L’avvento della modernità, le migrazioni internazionali e il diffondersi di pratiche di famiglia nucleare (spesso mosse dal diniego della donna a vivere nella casa dei suoceri e incoraggiate dal governo), stanno lentamente modificando queste abitudini e rappresentano per la famiglia dello sposo un motivo in più per rendere necessario assicurarsi una dote cospicua, nell’eventualità in cui non ricevessero assistenza nella vecchiaia. Se si analizzano i fatti dal punto di vista della famiglia della sposa, una serie di motivazioni non solo economiche ma anche sociali entrano in campo. Per ogni padre indiano, infatti, il matrimonio di una figlia femmina rappresenta una fonte di grandi speranze ma allo stesso tempo di preoccupazioni. La ricerca del partito giusto comincia presto, giacché la ragazza va maritata prima che l’età venga a rappresentare un ostacolo.

A stabilire il valore della giovane sul mercato matrimoniale sono una serie di variabili di carattere generale quali l’età, la formazione ed educazione ricevute e l’aspetto fisico.
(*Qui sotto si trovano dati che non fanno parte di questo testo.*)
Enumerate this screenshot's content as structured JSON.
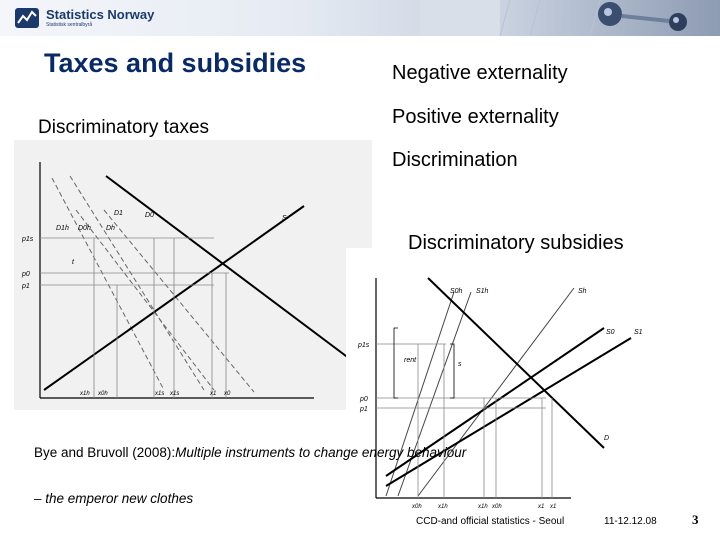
{
  "header": {
    "logo_name": "Statistics Norway",
    "logo_sub": "Statistisk sentralbyrå"
  },
  "slide": {
    "title": "Taxes and subsidies",
    "left_heading": "Discriminatory taxes",
    "right_items": [
      "Negative externality",
      "Positive externality",
      "Discrimination"
    ],
    "right_heading": "Discriminatory subsidies",
    "citation_plain": "Bye and Bruvoll (2008):",
    "citation_italic": "Multiple instruments to change energy behaviour",
    "subtitle": "– the emperor new clothes"
  },
  "diagram_left": {
    "curve_labels": [
      "D1",
      "D0",
      "S",
      "D1h",
      "D0h",
      "Dh"
    ],
    "axis_labels": [
      "p1s",
      "p0",
      "p1",
      "t"
    ],
    "x_labels": [
      "x1h",
      "x0h",
      "x1s",
      "x1s",
      "x1",
      "x0"
    ]
  },
  "diagram_right": {
    "curve_labels": [
      "S0h",
      "S1h",
      "Sh",
      "S0",
      "S1",
      "D"
    ],
    "axis_labels": [
      "p1s",
      "p0",
      "p1",
      "rent",
      "s"
    ],
    "x_labels": [
      "x0h",
      "x1h",
      "x1h",
      "x0h",
      "x1",
      "x1"
    ]
  },
  "footer": {
    "event": "CCD-and official statistics - Seoul",
    "dates": "11-12.12.08",
    "page": "3"
  }
}
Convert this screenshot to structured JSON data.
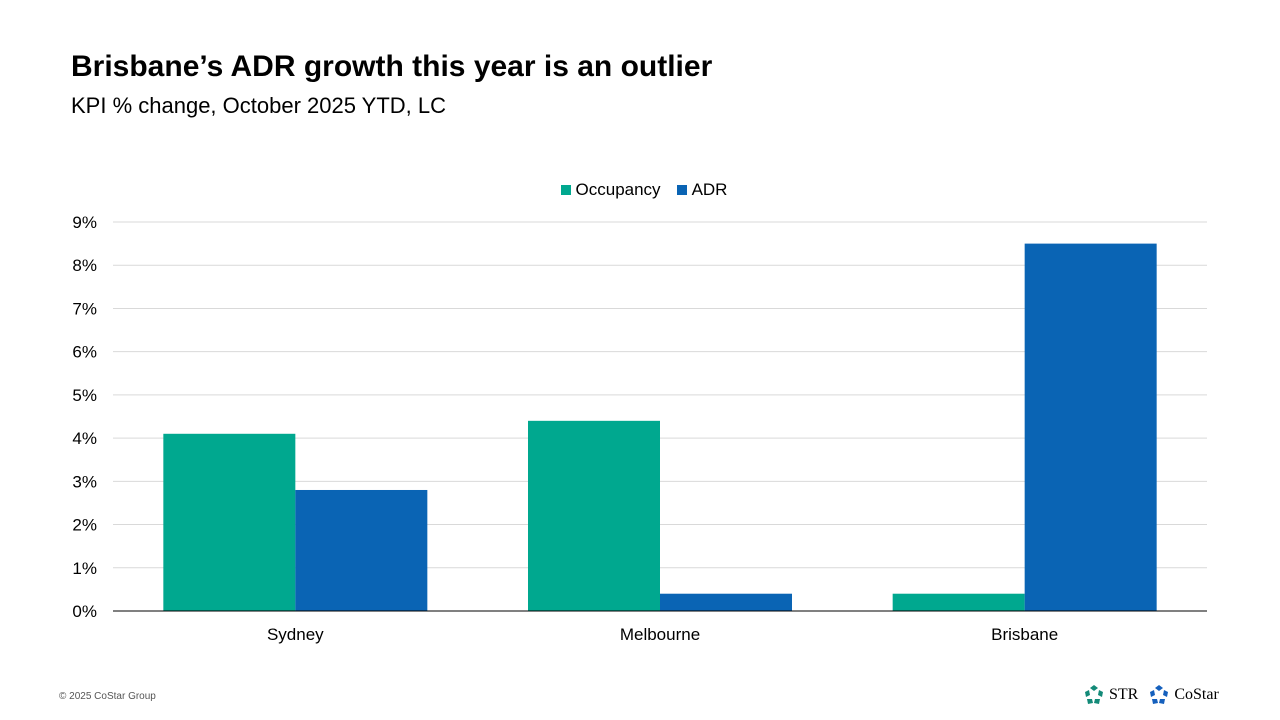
{
  "header": {
    "title": "Brisbane’s ADR growth this year is an outlier",
    "subtitle": "KPI % change, October 2025 YTD, LC"
  },
  "chart_data": {
    "type": "bar",
    "categories": [
      "Sydney",
      "Melbourne",
      "Brisbane"
    ],
    "series": [
      {
        "name": "Occupancy",
        "color": "#00A88F",
        "values": [
          4.1,
          4.4,
          0.4
        ]
      },
      {
        "name": "ADR",
        "color": "#0A64B4",
        "values": [
          2.8,
          0.4,
          8.5
        ]
      }
    ],
    "ylim": [
      0,
      9
    ],
    "yticks": [
      "0%",
      "1%",
      "2%",
      "3%",
      "4%",
      "5%",
      "6%",
      "7%",
      "8%",
      "9%"
    ],
    "grid": true,
    "legend": "top-center",
    "xlabel": "",
    "ylabel": ""
  },
  "footer": {
    "copyright": "© 2025 CoStar Group",
    "logos": [
      "STR",
      "CoStar"
    ]
  }
}
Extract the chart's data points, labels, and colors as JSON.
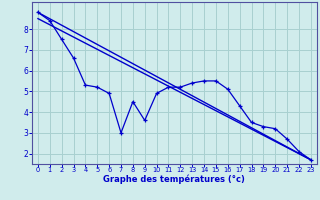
{
  "bg_color": "#d0ecec",
  "grid_color": "#a8d0d0",
  "line_color": "#0000cc",
  "xlabel": "Graphe des températures (°c)",
  "xlabel_color": "#0000cc",
  "tick_color": "#0000cc",
  "axis_color": "#5050a0",
  "ylim": [
    1.5,
    9.3
  ],
  "xlim": [
    -0.5,
    23.5
  ],
  "yticks": [
    2,
    3,
    4,
    5,
    6,
    7,
    8
  ],
  "xticks": [
    0,
    1,
    2,
    3,
    4,
    5,
    6,
    7,
    8,
    9,
    10,
    11,
    12,
    13,
    14,
    15,
    16,
    17,
    18,
    19,
    20,
    21,
    22,
    23
  ],
  "line1_x": [
    0,
    1,
    2,
    3,
    4,
    5,
    6,
    7,
    8,
    9,
    10,
    11,
    12,
    13,
    14,
    15,
    16,
    17,
    18,
    19,
    20,
    21,
    22,
    23
  ],
  "line1_y": [
    8.8,
    8.4,
    7.5,
    6.6,
    5.3,
    5.2,
    4.9,
    3.0,
    4.5,
    3.6,
    4.9,
    5.2,
    5.2,
    5.4,
    5.5,
    5.5,
    5.1,
    4.3,
    3.5,
    3.3,
    3.2,
    2.7,
    2.1,
    1.7
  ],
  "line2_x": [
    0,
    23
  ],
  "line2_y": [
    8.8,
    1.7
  ],
  "line3_x": [
    0,
    23
  ],
  "line3_y": [
    8.5,
    1.7
  ]
}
Per il padre non si tratta solo di trovare il partito giusto per la figlia, ma anche di riuscire, attraverso il matrimonio, a inserirsi in una rete di alleanze che siano in linea con la jati di appartenenza e che possibilmente possano prefigurare nel lungo periodo vantaggi economici o benefici in termini di business. Anche in questo caso si prefigurano delle ricadute della dote sui membri della famiglia allargata nel momento in cui a trarne vantaggio siano i fratelli della sposa stessa che, in virtù del circolo vizioso messo in atto dalla dote, avranno a loro volta diritto a una moglie con una dote sostanziosa, oltre a potersi trovare a beneficiare dei legami e contatti nati in seguito al matrimonio della sorella. In questo senso, la dote assume la forma di una pratica compensatoria per chi ha più figli.

A trarne vantaggio saranno naturalmente coloro i quali, oltre ad aver sostenuto il peso della dote di una figlia, si rivarranno sul matrimonio del figlio maschio e viceversa.